The virus is believed to be spread by close contact with body fluids through broken skin, inhalation, or through the mucous membranes of the eyes, nose, or mouth. For example, you can become infected after being bitten by a sick animal. Or by eating the undercooked meat of an infected animal (although this is hardly a case typical of the West). Another option is contact with contaminated surfaces, such as when removing bedding from a cage. In the UK, a 2018 case of smallpox transmission from a tourist in Nigeria to a hospital worker in Newcastle raised alarm, the BBC reported. But, most likely, the virus was transferred in the process of contact with the patient’s bed linen, and not personal contact.

This year’s monkeypox outbreak is different in that the virus appears to be transmitted from person to person. According to scientists, this is possible with very long close contact. For example, if you talk for hours with a coughing interlocutor. It is also puzzling that a number of the sick did not come into direct contact with the sick and did not travel abroad.

Another mystery is why there are many men who identify themselves as gay or bisexual among the sick. Perhaps the fact is that the virus first got into their environment, and these people are periodically in long-term contact. The British newspaper Daily Mail assures that if this trend does not change, the authorities will offer them to be vaccinated. And the British Health Safety Agency reassures that monkeypox is not considered a sexually transmitted infection.

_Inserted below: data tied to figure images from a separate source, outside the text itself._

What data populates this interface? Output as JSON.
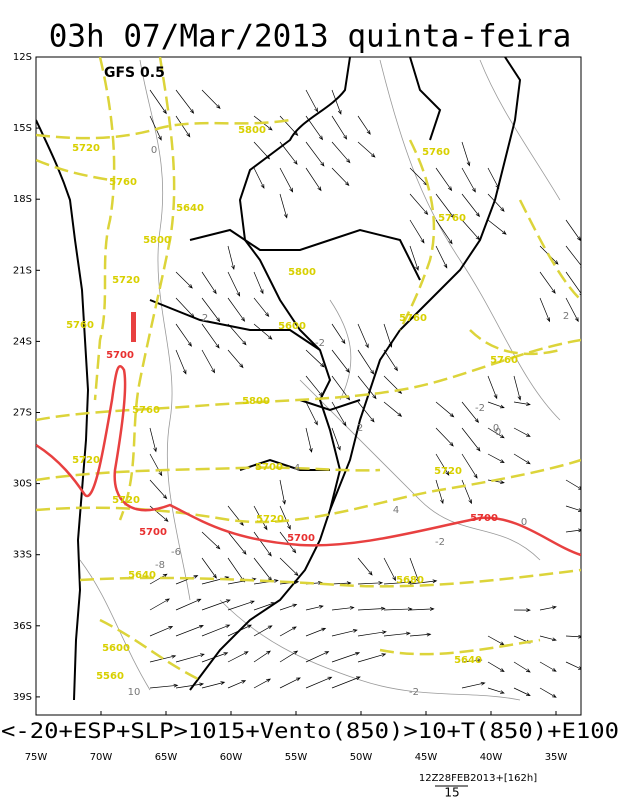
{
  "title": "03h 07/Mar/2013 quinta-feira",
  "model": "GFS 0.5",
  "lat_labels": [
    "12S",
    "15S",
    "18S",
    "21S",
    "24S",
    "27S",
    "30S",
    "33S",
    "36S",
    "39S"
  ],
  "lon_labels": [
    "75W",
    "70W",
    "65W",
    "60W",
    "55W",
    "50W",
    "45W",
    "40W",
    "35W"
  ],
  "caption": "<-20+ESP+SLP>1015+Vento(850)>10+T(850)+E100",
  "footer": {
    "run": "12Z28FEB2013+[162h]",
    "vector_scale": "15"
  },
  "contour_labels": {
    "thickness": [
      "5800",
      "5720",
      "5760",
      "5760",
      "5640",
      "5800",
      "5760",
      "5720",
      "5800",
      "5760",
      "5600",
      "5760",
      "5760",
      "5800",
      "5760",
      "5720",
      "5700",
      "5720",
      "5720",
      "5720",
      "5640",
      "5680",
      "5600",
      "5640",
      "5560"
    ],
    "reference": [
      "5700",
      "5700",
      "5700",
      "5700"
    ],
    "temperature": [
      "0",
      "2",
      "-2",
      "-2",
      "0",
      "2",
      "4",
      "4",
      "-2",
      "0",
      "-8",
      "-6",
      "10",
      "-2",
      "0",
      "2"
    ]
  }
}
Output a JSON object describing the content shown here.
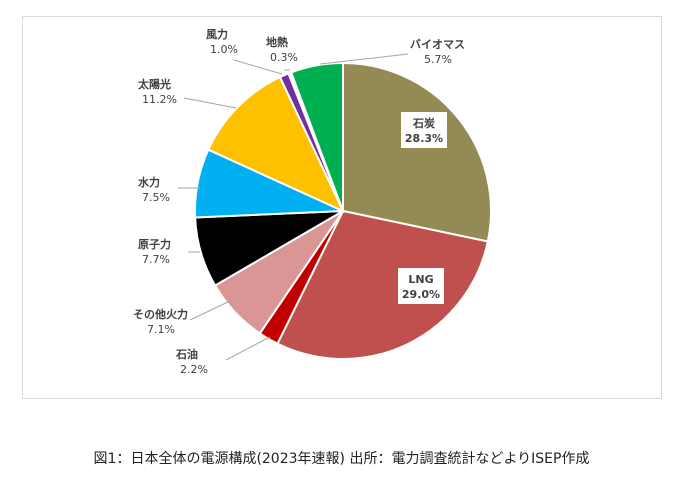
{
  "caption": "図1：日本全体の電源構成(2023年速報) 出所：電力調査統計などよりISEP作成",
  "chart_data": {
    "type": "pie",
    "title": "",
    "start_angle_deg": 0,
    "direction": "clockwise",
    "slices": [
      {
        "label": "石炭",
        "value": 28.3,
        "value_label": "28.3%",
        "color": "#948A54"
      },
      {
        "label": "LNG",
        "value": 29.0,
        "value_label": "29.0%",
        "color": "#C0504D"
      },
      {
        "label": "石油",
        "value": 2.2,
        "value_label": "2.2%",
        "color": "#C00000"
      },
      {
        "label": "その他火力",
        "value": 7.1,
        "value_label": "7.1%",
        "color": "#D99694"
      },
      {
        "label": "原子力",
        "value": 7.7,
        "value_label": "7.7%",
        "color": "#000000"
      },
      {
        "label": "水力",
        "value": 7.5,
        "value_label": "7.5%",
        "color": "#00B0F0"
      },
      {
        "label": "太陽光",
        "value": 11.2,
        "value_label": "11.2%",
        "color": "#FFC000"
      },
      {
        "label": "風力",
        "value": 1.0,
        "value_label": "1.0%",
        "color": "#7030A0"
      },
      {
        "label": "地熱",
        "value": 0.3,
        "value_label": "0.3%",
        "color": "#FFFFFF"
      },
      {
        "label": "バイオマス",
        "value": 5.7,
        "value_label": "5.7%",
        "color": "#00B050"
      }
    ]
  }
}
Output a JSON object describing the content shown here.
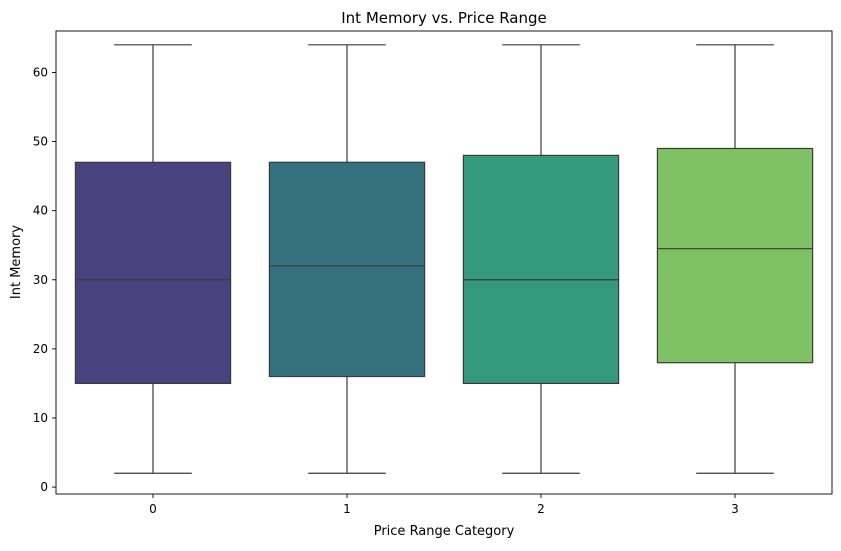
{
  "chart_data": {
    "type": "box",
    "title": "Int Memory vs. Price Range",
    "xlabel": "Price Range Category",
    "ylabel": "Int Memory",
    "categories": [
      "0",
      "1",
      "2",
      "3"
    ],
    "y_ticks": [
      0,
      10,
      20,
      30,
      40,
      50,
      60
    ],
    "ylim": [
      -1,
      66
    ],
    "grid": false,
    "boxes": [
      {
        "category": "0",
        "whisker_low": 2,
        "q1": 15,
        "median": 30,
        "q3": 47,
        "whisker_high": 64,
        "color": "#46437e"
      },
      {
        "category": "1",
        "whisker_low": 2,
        "q1": 16,
        "median": 32,
        "q3": 47,
        "whisker_high": 64,
        "color": "#35707f"
      },
      {
        "category": "2",
        "whisker_low": 2,
        "q1": 15,
        "median": 30,
        "q3": 48,
        "whisker_high": 64,
        "color": "#35997b"
      },
      {
        "category": "3",
        "whisker_low": 2,
        "q1": 18,
        "median": 34.5,
        "q3": 49,
        "whisker_high": 64,
        "color": "#7fc263"
      }
    ],
    "line_color": "#3a3a3a"
  }
}
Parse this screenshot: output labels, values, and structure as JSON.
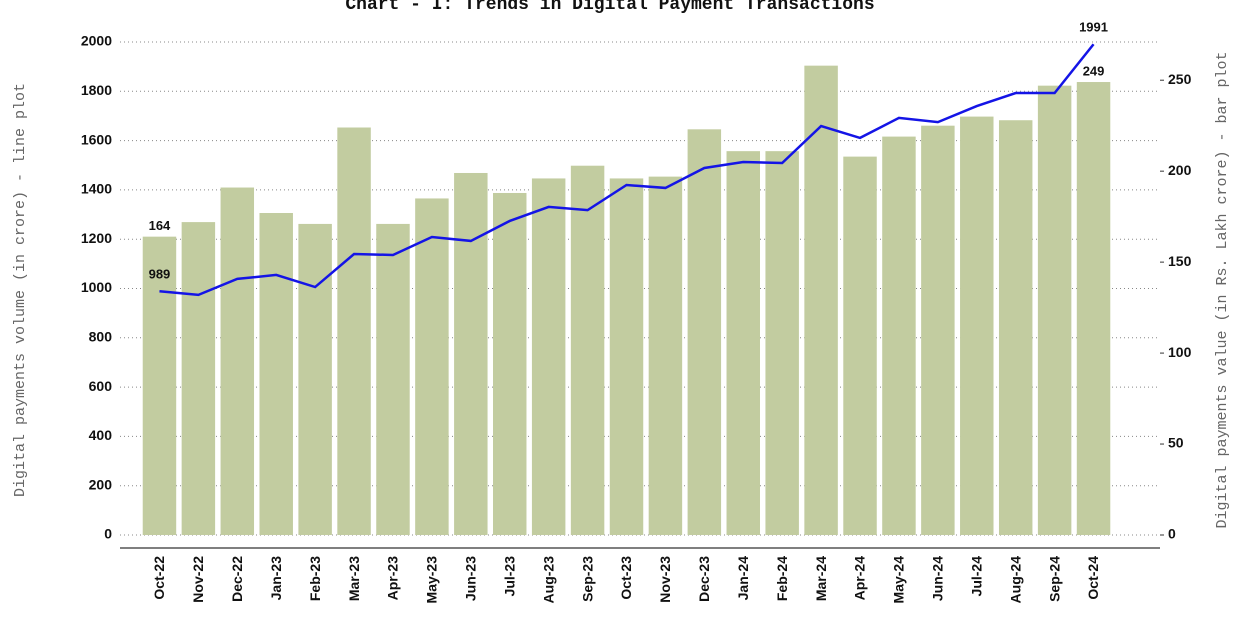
{
  "chart_data": {
    "type": "bar_line",
    "title": "Chart - I: Trends in Digital Payment Transactions",
    "y_label": "Digital payments volume (in crore) - line plot",
    "y2_label": "Digital payments value (in Rs. Lakh crore) - bar plot",
    "categories": [
      "Oct-22",
      "Nov-22",
      "Dec-22",
      "Jan-23",
      "Feb-23",
      "Mar-23",
      "Apr-23",
      "May-23",
      "Jun-23",
      "Jul-23",
      "Aug-23",
      "Sep-23",
      "Oct-23",
      "Nov-23",
      "Dec-23",
      "Jan-24",
      "Feb-24",
      "Mar-24",
      "Apr-24",
      "May-24",
      "Jun-24",
      "Jul-24",
      "Aug-24",
      "Sep-24",
      "Oct-24"
    ],
    "series": [
      {
        "name": "Digital payments value",
        "color": "#c2cca0",
        "axis": "y2",
        "kind": "bar",
        "values": [
          164,
          172,
          191,
          177,
          171,
          224,
          171,
          185,
          199,
          188,
          196,
          203,
          196,
          197,
          223,
          211,
          211,
          258,
          208,
          219,
          225,
          230,
          228,
          247,
          249
        ],
        "value_labels": [
          "164",
          null,
          null,
          null,
          null,
          null,
          null,
          null,
          null,
          null,
          null,
          null,
          null,
          null,
          null,
          null,
          null,
          null,
          null,
          null,
          null,
          null,
          null,
          null,
          "249"
        ],
        "label_color": "#111"
      },
      {
        "name": "Digital payments volume",
        "color": "#1414e6",
        "axis": "y",
        "kind": "line",
        "values": [
          989,
          974,
          1039,
          1055,
          1006,
          1140,
          1136,
          1209,
          1193,
          1274,
          1331,
          1318,
          1420,
          1408,
          1489,
          1513,
          1509,
          1659,
          1611,
          1692,
          1675,
          1740,
          1793,
          1793,
          1991
        ],
        "value_labels": [
          "989",
          null,
          null,
          null,
          null,
          null,
          null,
          null,
          null,
          null,
          null,
          null,
          null,
          null,
          null,
          null,
          null,
          null,
          null,
          null,
          null,
          null,
          null,
          null,
          "1991"
        ],
        "label_color": "#1414e6"
      }
    ],
    "ylim": [
      0,
      2000
    ],
    "yticks": [
      0,
      200,
      400,
      600,
      800,
      1000,
      1200,
      1400,
      1600,
      1800,
      2000
    ],
    "y2lim": [
      0,
      271
    ],
    "y2ticks": [
      0,
      50,
      100,
      150,
      200,
      250
    ],
    "grid": true
  }
}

Should we expect monkeypox in Russia? It is incomparably more difficult to catch it, while the coronavirus can be picked up by being close to the carrier for a short time. The smallpox virus is well understood, and there are vaccines, treatment protocols, and diagnostics. For example, the Russian scientific center “Vector” reported that it had created and successfully conducted laboratory tests of the test system.

Unlike SARS-CoV-2, which regularly mutates to trick the immune system, the monkeypox virus is a relatively large DNA virus that is less likely to mutate, adds Nature. In addition, this disease, unlike SARS-CoV-2, is easy to detect by symptoms, which makes it easier to isolate the sick and localize the outbreak, Volchkov said.

Scientists seem to operate on the principle that it is better to play it safe. In addition, they are traditionally alarmed by any unusual behavior of the virus. The difficulty lies in the fact, Volchkov said, that smallpox vaccination was curtailed in the USSR and Europe in 1980–1990s after the disease has disappeared. Those born in the USSR before 1980 are vaccinated and have little to fear. Thanks to them, as stated by Rospotrebnadzor, there is a significant immune layer in Russia and the spread of monkeypox will be stopped. In addition, the department assesses the likelihood of its importation to Russia as low due to the restriction of air traffic with most countries where cases of the disease have been recorded.